Further, in the above, an example in which the overlay layer is formed by flame spraying has been described, but in addition to flame spraying, for example,
Other thermal spraying methods such as HVOF (High Velocity Oxygen Fuel) and plasma spraying can be appropriately selected and used according to the material for forming the overlay. Further, the thickness of the build-up layer at this time can be appropriately set within a range of, for example, about 0.5 to 5 mm.

Further, in addition to the thermal spraying method, the build-up layer can be formed by other methods such as PTA (Plasma Transfered Arc Welding).
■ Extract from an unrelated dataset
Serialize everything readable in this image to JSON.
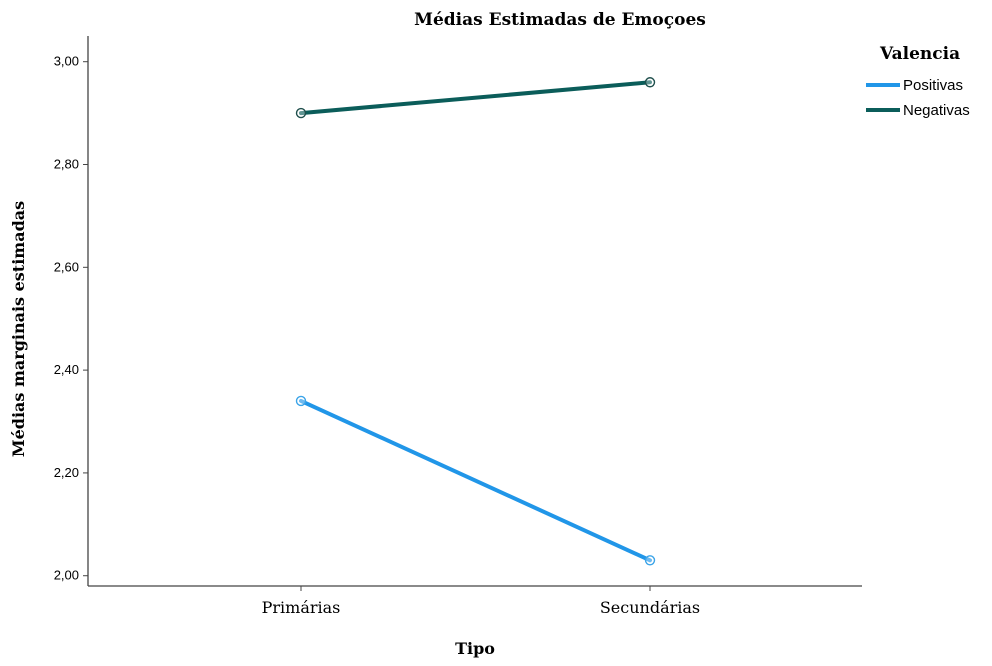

In addition to the lower drum and the disc rotor described above, the present invention is applied to the manufacture of any component that can improve the surface characteristics by configuring the surface material with a material different from the base material, such as an engine piston. It is possible to

[0027]

As described above, according to the method for producing a composite of the present invention, the molding during die forging after forming the build-up layer on the surface of the base material is performed by forming the build-up layer and the base material. In order to increase the area of the bonding interface, the material flow is performed in the overlay layer together with the base material with the bonding interface interposed therebetween in a direction substantially parallel to the bonding interface. As a result, for example, an oxide film or the like that is present at the bonding interface is divided, and at this dividing position, the bases and the overlaying layers directly adhere to each other to cause atomic diffusion, resulting in a bond. Become stronger. As a result, peeling of the overlay layer is unlikely to occur in the subsequent finishing process, etc., and it becomes possible to manufacture a composite molded body in which the characteristics due to the material of the overlay layer are reliably retained on the substrate surface at a lower cost. .

[Brief description of the drawings]

FIG. 1 is an explanatory diagram showing a manufacturing process of a VTR lower drum according to an embodiment of the present invention.

FIG. 2 is a partially cutaway front view showing the shape of the lower drum.

3A and 3B show a method for manufacturing a brake disc rotor according to another embodiment of the present invention. FIG. 3A is a perspective view showing a blank shape before die forging, and FIG. 3B is a diagram after die forging. It is sectional drawing which shows a molded shape.

[Fig. 4] Fig. 4 shows an example of a conventional method for manufacturing a VTR lower drum made of a special material. Fig. 4 (a) is an explanatory view of the manufacturing method by shaving, and Fig. 4 (b) is an explanation of the manufacturing method by forging. It is a figure.

FIG. 5 is an explanatory view showing a method for manufacturing an engine piston in a conventional example.

[Explanation of symbols] 11 Base material 12 Overlay layer 13 Blank 14 Lower mold 15 Upper mold

Claims (2)

[Claims] 1. A method for producing a composite body, which comprises forming a built-up layer made of a material different from that of the base material on the surface of the base material, and then forming the base material into a predetermined shape by die forging. In order to increase the area of the bonded interface between the weld layer and the base material, it is set so that deformation with material flow in a direction substantially parallel to the bonded interface before molding occurs in the base material and the weld overlay near the bonded interface. A method for manufacturing a composite body, which comprises providing a forged die and performing die forging. 2. The method for producing a composite according to claim 1, wherein the base material is made of an aluminum alloy.